L’obiettivo della valutazione della neuropatia all’interno delle linee guida è quello di identificare i
pazienti diabetici neuropatici a rischio di ulcerazione, e la finalità di questa identificazione è di
mettere in atto delle misure preventive, in particolare misure educative. Gli strumenti di diagnosi
clinica della neuropatia sono sostanzialmente tre: sintomi, segni e valutazione quantitativa della
sensibilità. I sintomi sono poco sensibili e specifici e non hanno un chiaro valore predittivo per cui
la loro valutazione si inserisce, eventualmente, all’interno di un’anamnesi generale volta a
identificare tutti gli altri fattori di rischio per l’ulcerazione del piede, ad esempio la presenza di
complicanze del diabete, il cattivo controllo metabolico (16), scadenti condizioni igieniche e così
via. Per quanto riguarda i segni, l’ispezione dei piedi è irrinunciabile, con attenzione a tutti i singoli
elementi: cute, unghie, forma del piede, presenza di calli, ulcere, etc.

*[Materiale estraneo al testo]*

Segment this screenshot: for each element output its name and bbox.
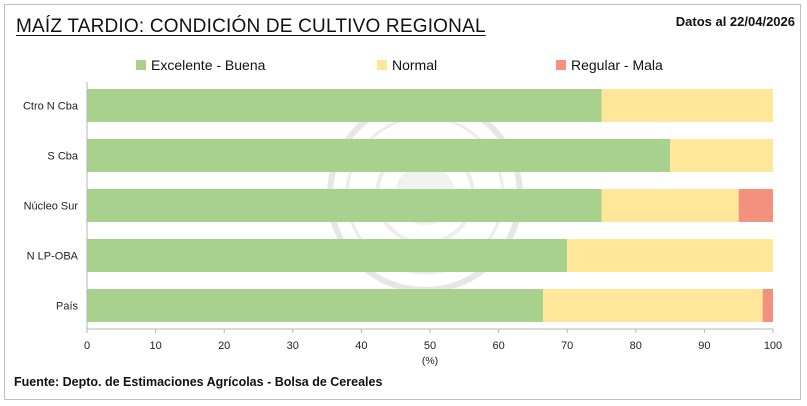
bar-excelente-0 <box>87 89 602 122</box>
legend-swatch-excelente <box>136 60 146 70</box>
legend-item-regular: Regular - Mala <box>556 57 663 73</box>
x-tick-label: 90 <box>698 340 710 352</box>
legend-label-excelente: Excelente - Buena <box>151 57 266 73</box>
legend-item-excelente: Excelente - Buena <box>136 57 265 73</box>
x-tick-label: 40 <box>355 340 367 352</box>
legend-swatch-normal <box>377 60 387 70</box>
x-tick-label: 10 <box>149 340 161 352</box>
x-tick-label: 30 <box>287 340 299 352</box>
bar-excelente-4 <box>87 289 544 322</box>
x-tick-label: 80 <box>630 340 642 352</box>
x-tick-label: 70 <box>561 340 573 352</box>
category-label: Ctro N Cba <box>23 101 79 113</box>
bar-normal-2 <box>601 189 739 222</box>
bar-regular-2 <box>738 189 773 222</box>
bar-excelente-2 <box>87 189 602 222</box>
data-date: Datos al 22/04/2026 <box>675 14 795 29</box>
chart-frame <box>4 4 801 400</box>
chart-title: MAÍZ TARDIO: CONDICIÓN DE CULTIVO REGION… <box>16 16 486 37</box>
x-tick-label: 100 <box>764 340 782 352</box>
bar-normal-3 <box>567 239 773 272</box>
bar-normal-0 <box>601 89 773 122</box>
bar-normal-4 <box>543 289 763 322</box>
category-label: N LP-OBA <box>27 251 79 263</box>
category-label: S Cba <box>47 151 78 163</box>
legend-label-regular: Regular - Mala <box>571 57 663 73</box>
legend-label-normal: Normal <box>392 57 438 73</box>
bars-layer <box>87 89 773 322</box>
axis-layer <box>86 82 774 333</box>
x-axis-title: (%) <box>422 355 438 367</box>
legend-swatch-regular <box>556 60 566 70</box>
bar-regular-4 <box>762 289 773 322</box>
category-label: País <box>56 301 79 313</box>
x-tick-label: 50 <box>424 340 436 352</box>
x-tick-label: 0 <box>84 340 90 352</box>
labels-layer: Ctro N Cba S Cba Núcleo Sur N LP-OBA País 0 10… <box>23 101 782 368</box>
bar-excelente-1 <box>87 139 671 172</box>
x-tick-label: 60 <box>492 340 504 352</box>
legend-item-normal: Normal <box>377 57 437 73</box>
category-label: Núcleo Sur <box>24 201 79 213</box>
bar-normal-1 <box>670 139 773 172</box>
source-note: Fuente: Depto. de Estimaciones Agrícolas… <box>14 375 383 389</box>
x-tick-label: 20 <box>218 340 230 352</box>
bar-excelente-3 <box>87 239 568 272</box>
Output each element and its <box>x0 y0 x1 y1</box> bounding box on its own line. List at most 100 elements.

L’esame neurologico comprende la valutazione della sensibilità nelle sue diverse forme (dolorifica,
tattile superficiale, pressoria, vibratoria) e dei riflessi osteotendinei. Lo strumento migliore per
testare la sensibilità vibratoria è rappresentato dal biotesiometro, che permette una valutazione
quantitativa della soglia di percezione vibratoria (1).
Ischemia
La definizione di piede diabetico ischemico indica le alterazioni e le lesioni che possono
svilupparsi a carico del piede in conseguenza di una insufficienza arteriosa prodotta da una
condizione di arteriopatia ostruttiva periferica. La reale prevalenza dell’arteriopatia periferica è
difficile da determinare in quanto la maggior parte dei pazienti è asintomatica (almeno nelle fasi
iniziali), la percezione del dolore può essere attenuata dalla presenza di neuropatia periferica, molti
(in particolare gli anziani) tendono a non riferire i loro sintomi e le modalità di screening non sono
state ancora uniformemente definite (37). Gli esperti raccomandano di controllare annualmente lo
stato vascolare nei pazienti diabetici, con particolare attenzione all’anamnesi da cui risulti
claudicatio intermittens o dolore a riposo, distinto dal dolore provocato da neuropatia periferica, ed
alla presenza di polsi arteriosi tibiale posteriore e pedidio (37;38). La presenza dei polsi periferici
rende molto improbabile una diagnosi di malattia vascolare (39). Una stima più accurata deriva da
un test validato e riproducibile, l’Indice di Winsor, che consiste nel rapporto tra la pressione
sistolica alle caviglie (arterie dorsale del piede e tibiale posteriore), ottenuta mediante
sfigmomanometro e apparecchio doppler manuale ad ultrasuoni, e la pressione sistolica alle
braccia (arteria brachiale); un indice pressorio di Winsor inferiore a 0,9 sta ad indicare la presenza
di una malattia arteriosa occlusiva (40). Nei pazienti anziani i valori possono risultare sovrastimati
a causa della calcificazione e scarsa comprimibilità dei vasi (41) e risultati falsamente negativi si
possono ottenere in caso di pazienti sintomatici con moderata stenosi aortoiliaca. Utilizzando
l’indice di Winsor, la prevalenza di arteriopatia agli arti inferiori risulta essere del 20% in pazienti
diabetici di età superiore a 40 anni e del 29% nei diabetici di più di 50 anni (42).